Der Kanalrand zog sich schnurgerade hin und schimmerte im Mondlicht wie ein weißer Knochen. Keine Spur von dem Wesen aus dem Kanal. Er drehte sich langsam im Kreis. Der Bassey Park war still, in weißes Mondlicht und schwarze Schatten unterteilt. Trauerweiden ließen ihre dünnen, unheimlichen Arme tief herabhängen, und in ihrem Schutz konnte sich alles mögliche verstecken.

Eddie ging weiter, wobei er versuchte, seine Augen überall zu haben. Sein laut pochendes Herz jagte Schmerzwellen durch seine ausgerenkte Schulter.

Eddieeee, raunten die Bäume in der leichten Brise, und Eddie spürte, wie schlaffe Leichenfinger seinen Nacken streichelten. Er wirbelte herum, stolperte über seine eigenen Füße und fiel wieder hin; im selben Augenblick erkannte er, daß es nur Weidenblätter waren, die ihn berührt hatten.

Er stand auf und versuchte zu rennen, aber dazu hatte er viel zu weiche Knie. Seine Schulter schmerzte, sein Kopf dröhnte, und er hatte das Gefühl, daß sein Herz vor Angst gleich platzen würde. Er brachte bestenfalls ein hinkendes Laufen zustande.

Er richtete seinen Blick auf die Straßenlaterne am Haupteingang des Parks, der auf die Main Street führte. Er humpelte darauf zu und dachte: Ich schatffs bis zum Licht, und dann ist alles in Ordnung. Ich schaffs bis zum Licht, dort bin ich in Sicherheit. Helles Licht, keine Angst mehr...

Etwas folgte ihm.

Er konnte es hören. Es bahnte sich raschelnd einen Weg durch die Weiden. Wenn er sich umdrehte, würde er es sehen können; es kam immer näher; er hörte seine Füße, schlurfende, platschende Schritte, aber er würde sich nicht umdrehen, nein, er würde nur auf das Licht vor ihm schauen, das Licht war tröstlich und gar nicht weit entfernt...

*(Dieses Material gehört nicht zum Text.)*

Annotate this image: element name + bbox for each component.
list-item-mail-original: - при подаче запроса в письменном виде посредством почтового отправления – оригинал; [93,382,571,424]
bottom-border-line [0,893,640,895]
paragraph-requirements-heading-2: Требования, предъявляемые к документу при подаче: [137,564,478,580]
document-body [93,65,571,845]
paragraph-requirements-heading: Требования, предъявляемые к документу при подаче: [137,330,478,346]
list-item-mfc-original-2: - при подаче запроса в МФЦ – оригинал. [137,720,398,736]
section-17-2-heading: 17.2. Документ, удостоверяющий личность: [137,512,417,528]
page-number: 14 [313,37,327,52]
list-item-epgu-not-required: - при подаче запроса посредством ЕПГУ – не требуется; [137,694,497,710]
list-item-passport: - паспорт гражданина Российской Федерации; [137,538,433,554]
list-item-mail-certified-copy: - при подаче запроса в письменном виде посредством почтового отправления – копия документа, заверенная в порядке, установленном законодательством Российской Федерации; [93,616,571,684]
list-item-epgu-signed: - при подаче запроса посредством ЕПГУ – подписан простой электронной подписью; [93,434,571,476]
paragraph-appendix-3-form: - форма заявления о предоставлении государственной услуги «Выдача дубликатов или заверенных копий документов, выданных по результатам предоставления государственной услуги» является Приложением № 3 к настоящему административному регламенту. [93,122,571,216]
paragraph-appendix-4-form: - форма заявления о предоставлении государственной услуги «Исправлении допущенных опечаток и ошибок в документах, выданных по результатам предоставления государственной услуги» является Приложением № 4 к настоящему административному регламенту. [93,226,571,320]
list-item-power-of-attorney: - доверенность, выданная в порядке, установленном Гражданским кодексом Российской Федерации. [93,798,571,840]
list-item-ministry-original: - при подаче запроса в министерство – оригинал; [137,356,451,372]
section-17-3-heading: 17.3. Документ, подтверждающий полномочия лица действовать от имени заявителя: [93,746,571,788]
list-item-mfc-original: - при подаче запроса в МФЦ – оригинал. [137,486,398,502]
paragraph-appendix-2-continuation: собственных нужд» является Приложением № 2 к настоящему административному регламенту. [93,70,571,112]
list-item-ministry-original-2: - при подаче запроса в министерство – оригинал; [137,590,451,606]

Es war der Geruch, der ihn dann doch zwang, sich umzudrehen. Der überwältigende Gestank, so als hätte man einen Haufen Fische einfach liegengelassen, und sie wären in der Sommerhitze verwest.

Er warf einen Blick zurück.

Es war nicht mehr Dorsey, der ihn verfolgte; es war das Wesen aus der Schwarzen Lagune, es sah genauso aus wie in jenem Film. Nur war das hier kein Mann in einem gruseligen Kostüm. Das Wesen hatte einen langen Panzerrüssel. Aus langen schwarzen klaffenden Wunden in seinen Wangen tropfte eine grüne Flüssigkeit. Seine Augen waren weiß und gallertartig; die durch Schwimmhäute miteinander verbundenen Finger hatten rasiermesserartige Klauen. Sein Atem war ein entsetzliches Blubbern, und als es sah, daß Eddie es anstarrte, verzog es die grünschwarzen Lippen zu einem leeren, toten Grinsen und bleckte seine riesigen Fangzähne.